Sweet Woodruff
Galium odoratum
It smells of nothing while living. Cut it, dry it, and it becomes the scent of old forests and May wine.
Overview
Sweet woodruff is a plant of beech woods and shaded gardens, forming low mats of whorled leaves beneath the canopy from early spring. While growing, it is nearly scentless. But when cut and dried, or crushed, it releases a distinctive, sweet, hay-like fragrance — coumarin — which intensifies as the plant ages and which has made it one of the most beloved strewing herbs of the medieval period. Hung in churches, packed between linens, woven into garlands for Midsummer and May Day: the scent of sweet woodruff is the scent of a particular kind of European domestic magic, quiet and domestic, belonging to the same tradition as lavender sachets and rosemary sprigs. The plant is widely used in German May wine — Maibowle — a tradition of infusing it in white wine for Walpurgisnacht, the eve of the first of May.
Botanical Notes
A low, creeping perennial, 15–30cm, with square stems bearing whorls of 6–9 lanceolate, bright green leaves, each with a small forward-pointing bristle at the tip. Small white flowers in branching clusters, four-petalled, from April to June. Fruits covered in hooked bristles that cling to fur and clothing. Spreads by underground rhizomes to form extensive mats. Found in beech and other broadleaved woodland on calcareous or neutral soil throughout Europe and introduced to North America. Prefers deep, moist, humus-rich shade. The distinctive fragrance comes from coumarin, which forms from glucosides in the plant on wilting or drying.
Lore & History
The tradition of strewing woodruff in churches for festivals — particularly Corpus Christi and the feast days of summer — is documented across Germany and the Low Countries from the thirteenth century. It was gathered on the eve of May Day and Midsummer and bundled into garlands or packed into the pockets of new-sewn linens. The German May wine custom — weiß Wein mit Waldmeister — positions the plant as the taste of spring itself, a brief seasonal pleasure tied entirely to the first week of May, when the new growth is still young and the coumarin content high enough for flavour but below the level where it becomes a concern.
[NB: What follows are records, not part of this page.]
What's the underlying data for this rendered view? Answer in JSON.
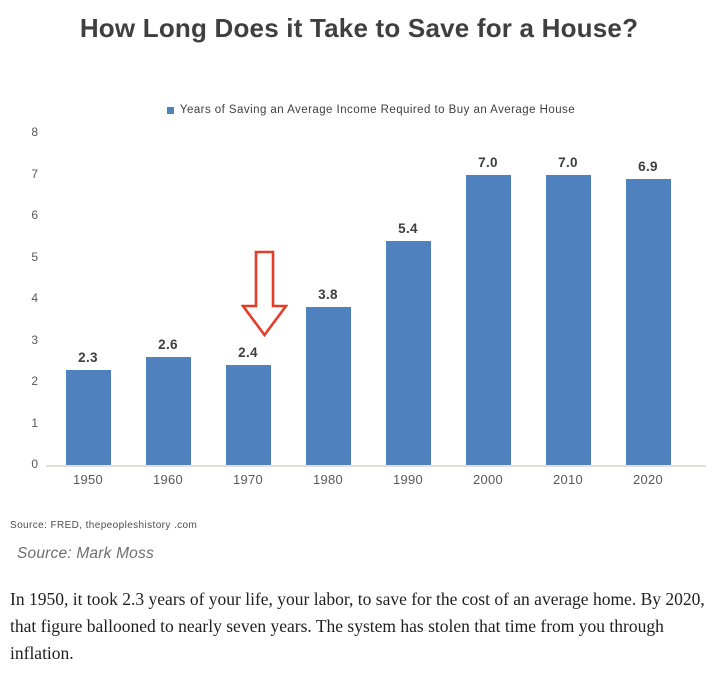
{
  "title": "How Long Does it Take to Save for a House?",
  "legend": {
    "label": "Years of Saving an Average Income Required to Buy an Average House",
    "marker_color": "#4e81bd"
  },
  "chart_data": {
    "type": "bar",
    "title": "How Long Does it Take to Save for a House?",
    "categories": [
      "1950",
      "1960",
      "1970",
      "1980",
      "1990",
      "2000",
      "2010",
      "2020"
    ],
    "values": [
      2.3,
      2.6,
      2.4,
      3.8,
      5.4,
      7.0,
      7.0,
      6.9
    ],
    "bar_labels": [
      "2.3",
      "2.6",
      "2.4",
      "3.8",
      "5.4",
      "7.0",
      "7.0",
      "6.9"
    ],
    "series_name": "Years of Saving an Average Income Required to Buy an Average House",
    "xlabel": "",
    "ylabel": "",
    "ylim": [
      0,
      8
    ],
    "yticks": [
      0,
      1,
      2,
      3,
      4,
      5,
      6,
      7,
      8
    ],
    "grid": false,
    "legend_position": "top-center",
    "bar_color": "#4e81bd",
    "annotation": {
      "type": "hollow-down-arrow",
      "target_category": "1970",
      "color": "#e53c27"
    }
  },
  "sources": {
    "fred": "Source: FRED, thepeopleshistory .com",
    "moss": "Source: Mark Moss"
  },
  "caption": {
    "text": "In 1950, it took 2.3 years of your life, your labor, to save for the cost of an average home. By 2020, that figure ballooned to nearly seven years. The system has stolen that time from you through inflation."
  }
}
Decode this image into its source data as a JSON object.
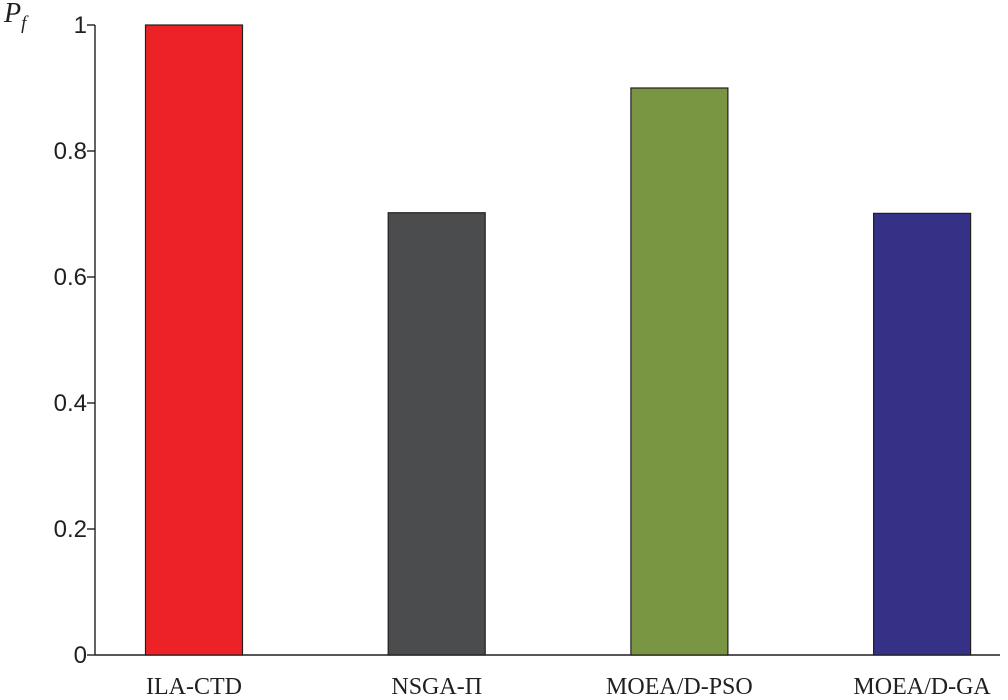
{
  "chart_data": {
    "type": "bar",
    "ylabel": "P",
    "ylabel_subscript": "f",
    "categories": [
      "ILA-CTD",
      "NSGA-Π",
      "MOEA/D-PSO",
      "MOEA/D-GA"
    ],
    "values": [
      1.0,
      0.702,
      0.9,
      0.701
    ],
    "colors": [
      "#ec2227",
      "#4b4c4e",
      "#799742",
      "#353186"
    ],
    "bar_outline_color": "#231f20",
    "ylim": [
      0,
      1
    ],
    "yticks": [
      0,
      0.2,
      0.4,
      0.6,
      0.8,
      1
    ],
    "ytick_labels": [
      "0",
      "0.2",
      "0.4",
      "0.6",
      "0.8",
      "1"
    ],
    "grid": false,
    "legend": "none"
  }
}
In folk magic tradition, woodruff was used in protective sachets and sleep pillows, placed under beds and in the linens of children. It is a plant of quiet guardianship rather than dramatic power.
Warnings
Safe at culinary quantities. Coumarin — the compound responsible for the scent — has mild blood-thinning properties and can cause headaches if consumed in very large amounts. The traditional German May wine uses small quantities infused briefly, which is considered safe. Individuals on blood-thinning medication should exercise caution. Not recommended in therapeutic quantities during pregnancy. The FDA has restricted the use of coumarin as a food additive in the United States, though traditional culinary use in Europe is considered safe.